- The Washington Times - Thursday, July 19, 2018


By Leah Franqui

HarperCollins Publishers, $26.99, 320 pages

Pival Sengupta, a recent widow from India, leads the narrative. Her authoritarian husband has died, and with new-found freedom she decides to travel to America in search of Rahi, her son who has disappeared under mysterious circumstances. Constrained by years of yielding to a dominant spouse who rejected Rahi when he disclosed he was gay, the First Class India USA Destination Vacation Tour Company offers Pival a way forward.

Readers soon discover that it is difficult for Pival to be assertive, but with help from two strangers she meets in New York — Rebecca, an actress who dreams of stardom, and Satya who has only been in New York for just a year (and then mostly staying close to the boroughs) — she begins to find her footing, especially once they travel cross-country together.

The novel proceeds on the power of Ms. Franqui’s complex and well-drawn characters. Satya is constantly starving and his limited experience of the world, especially America, makes him an unlikely tour guide, but he displays a particular skill for keeping things moving.

Rebecca, on the other hand, is more confident, an outspoken American who has her heart set on making it in the acting industry, so a trip that takes the trio from New York to California with unlikely stops in Niagara Falls and New Orleans could not be better.

While Rebecca and Satya navigate the hurdles in their individual struggles and aspirations, both remain committed to helping Pival take some pleasure in her newly-discovered freedom. In developing this collaborative and supportive construct, Ms. Franqui uses humor to make their interactions light and companionable, all the while maintaining a warm authenticity.

The author sets her story against a panoramic and detailed portrait of America, but she also provides vivid portraits of Indian and Bangladeshi culture. Pival and Satya understand the clashing conditions of Bangladesh and India and they reveal the often harrowing emotional toll of class dynamics.

Overall, “America For Beginners” seems crafted to bring readers to an understanding of her characters and to love them. She explains their life stories in ways that make their decisions plausible and of great value.

Ms. Franqui also explores the breakthroughs and the loss of love through multiple relationships — between their friends and family, and even strangers. Her characters each experience a vast range of emotions that show how they grow during their journey, and their trip together underscores the fact that unlikely alliances can sometimes become the strongest ones.
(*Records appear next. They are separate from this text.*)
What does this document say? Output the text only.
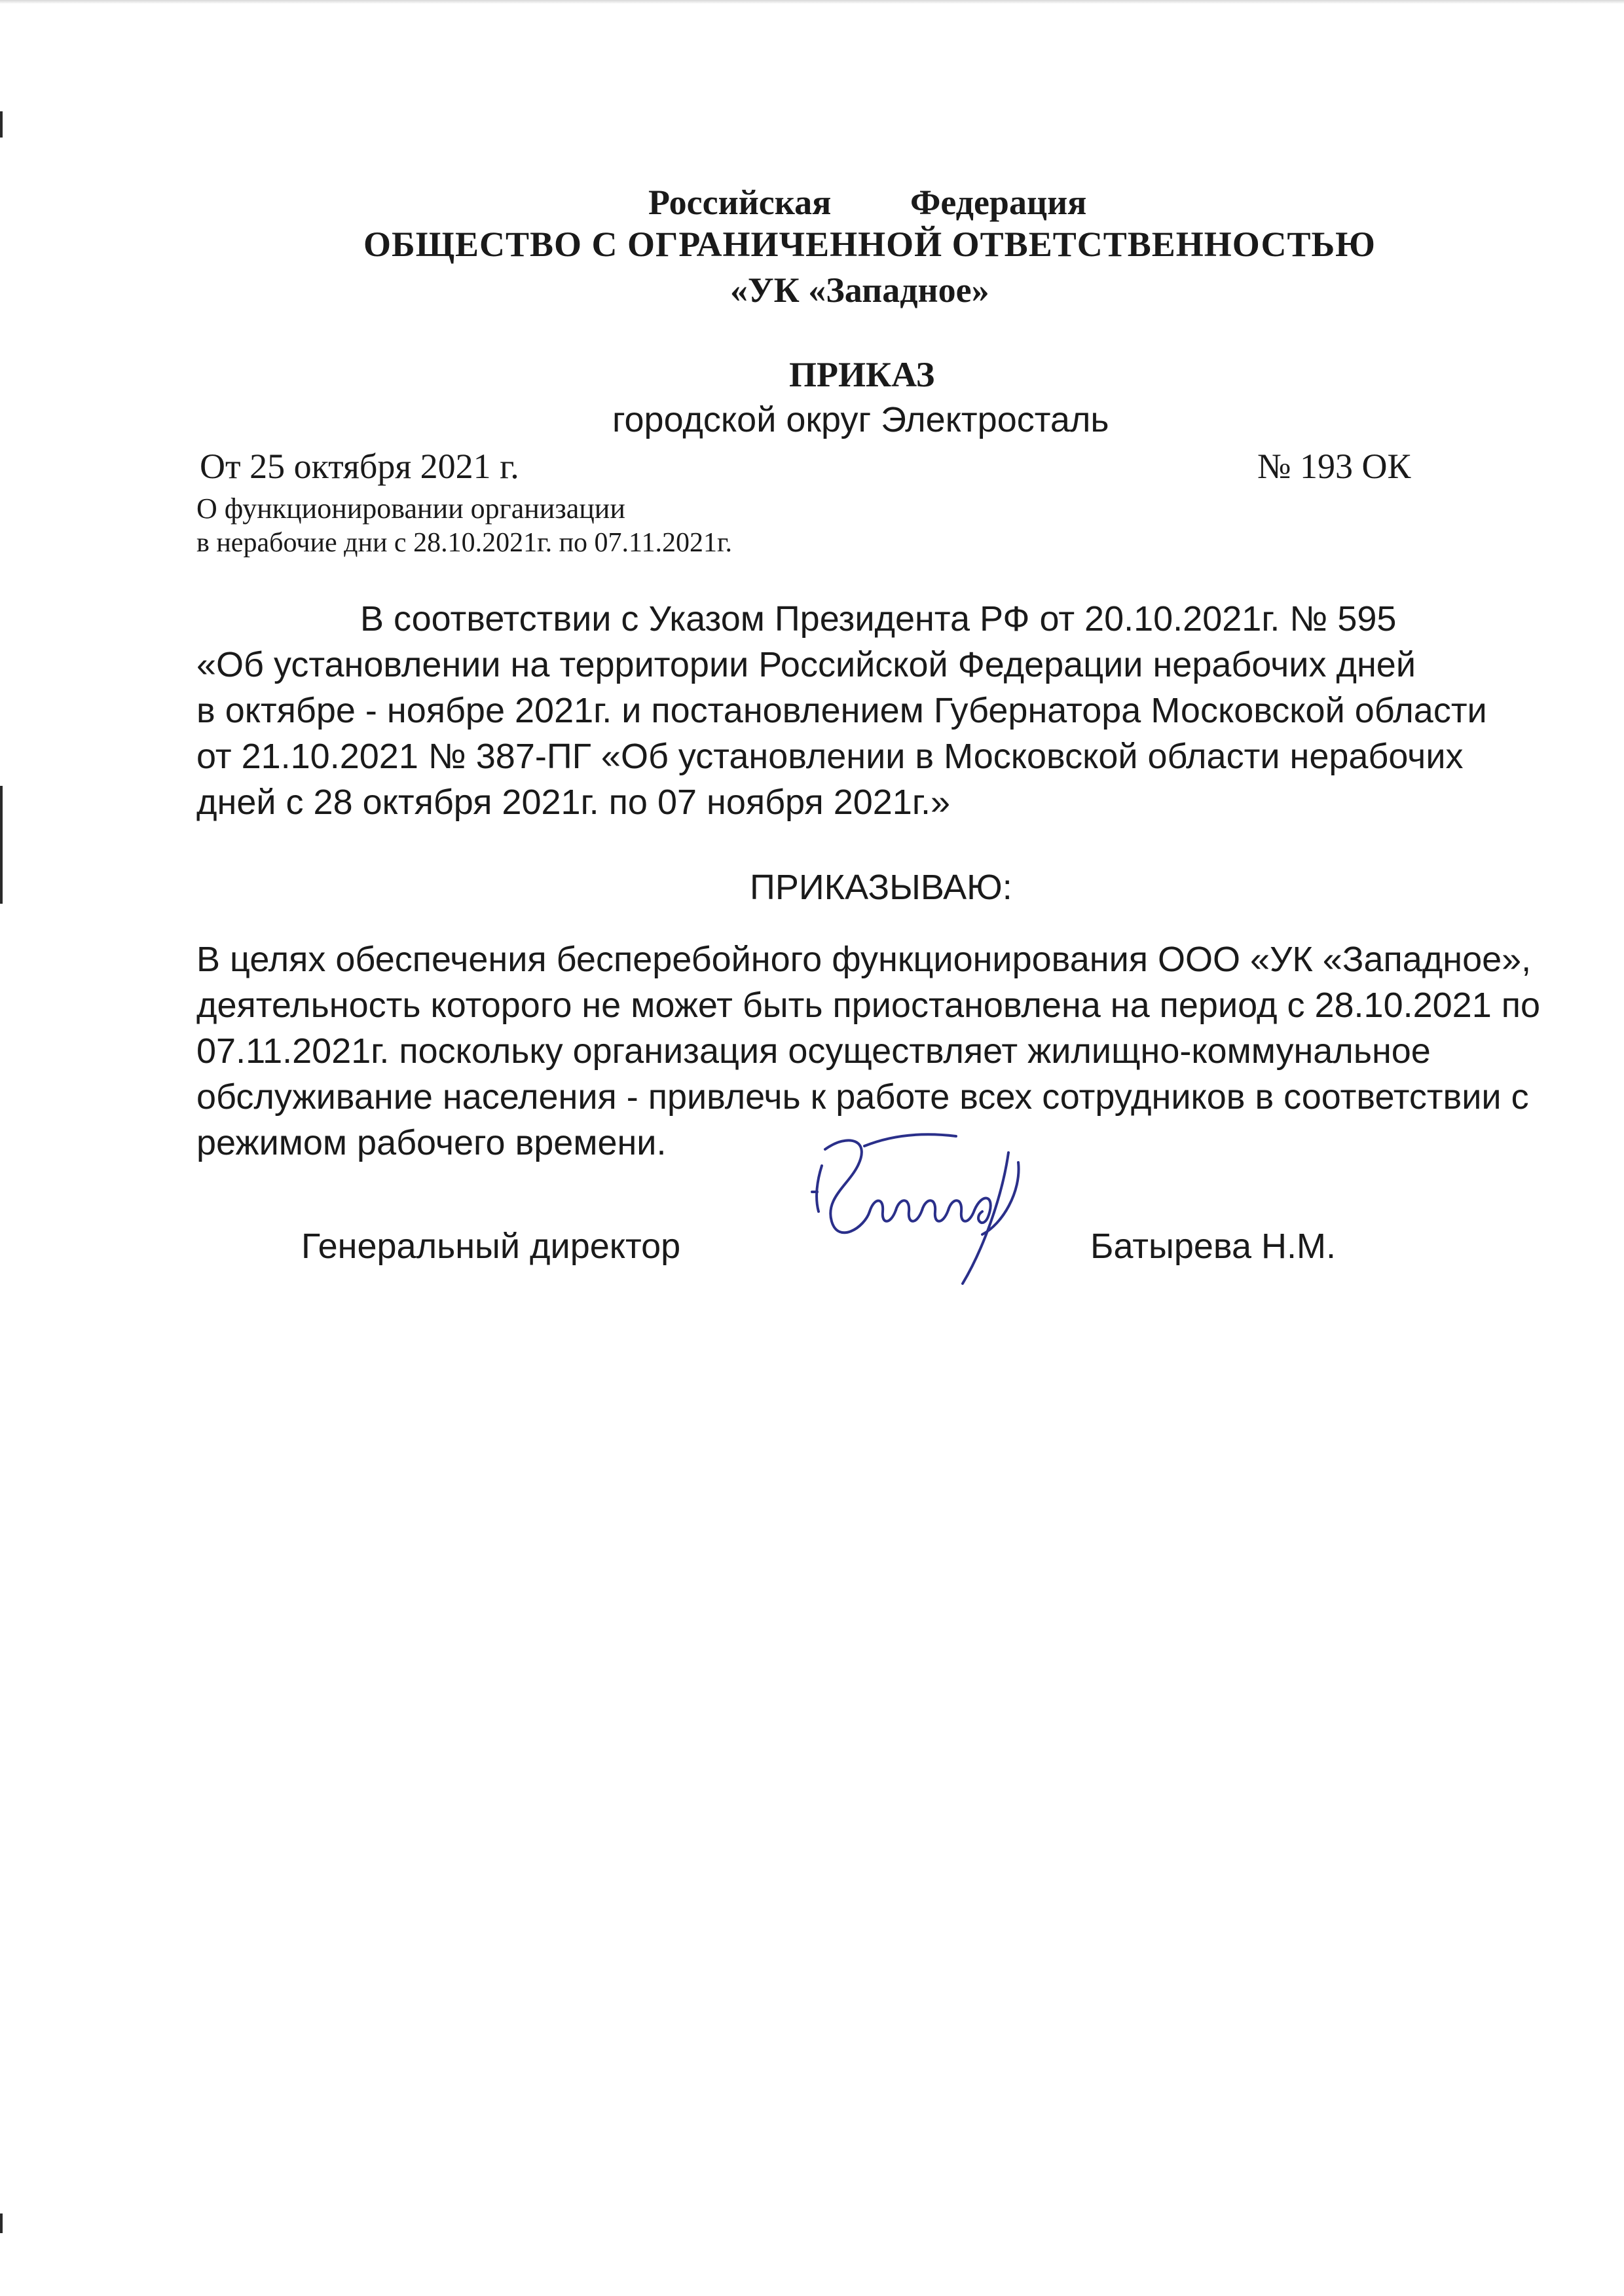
Российская Федерация
ОБЩЕСТВО С ОГРАНИЧЕННОЙ ОТВЕТСТВЕННОСТЬЮ
«УК «Западное»
ПРИКАЗ
городской округ Электросталь
От 25 октября 2021 г.	№ 193 ОК
О функционировании организации
в нерабочие дни с 28.10.2021г. по 07.11.2021г.
В соответствии с Указом Президента РФ от 20.10.2021г. № 595
«Об установлении на территории Российской Федерации нерабочих дней
в октябре - ноябре 2021г. и постановлением Губернатора Московской области
от 21.10.2021 № 387-ПГ «Об установлении в Московской области нерабочих
дней с 28 октября 2021г. по 07 ноября 2021г.»
ПРИКАЗЫВАЮ:
В целях обеспечения бесперебойного функционирования ООО «УК «Западное»,
деятельность которого не может быть приостановлена на период с 28.10.2021 по
07.11.2021г. поскольку организация осуществляет жилищно-коммунальное
обслуживание населения - привлечь к работе всех сотрудников в соответствии с
режимом рабочего времени.
Генеральный директор	Батырева Н.М.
But it is the love Pival has for her son that is without question the novel’s driving force. The bond between the two of them, though never expressed in words, is communicated to readers in the way Pival “looked back at the family portrait, her hands in the shot around a plump and grinning version of Rahi, theirs the only two smiling faces in a sea of familial disapproval and stern Bengali brows.”

This novel can be heart-wrenching, particularly if the reader has ever experienced any similar heartache, but even through its most wrenching segments there’s an ease to the writing that keeps the material from becoming too unsettling or, conversely, sentimental.

“America for Beginners” has something — or someone — for everyone: A feisty young woman who embodies the searching millennial spirit, a sometimes awkward travel guide with reliably grounded views, and a mother who loves her child — and will travel thousands of miles to embrace him. They find their way.

• Sophia Acevedo is a sophomore at the University of California, Fullerton, and a summer intern at The Washington Times.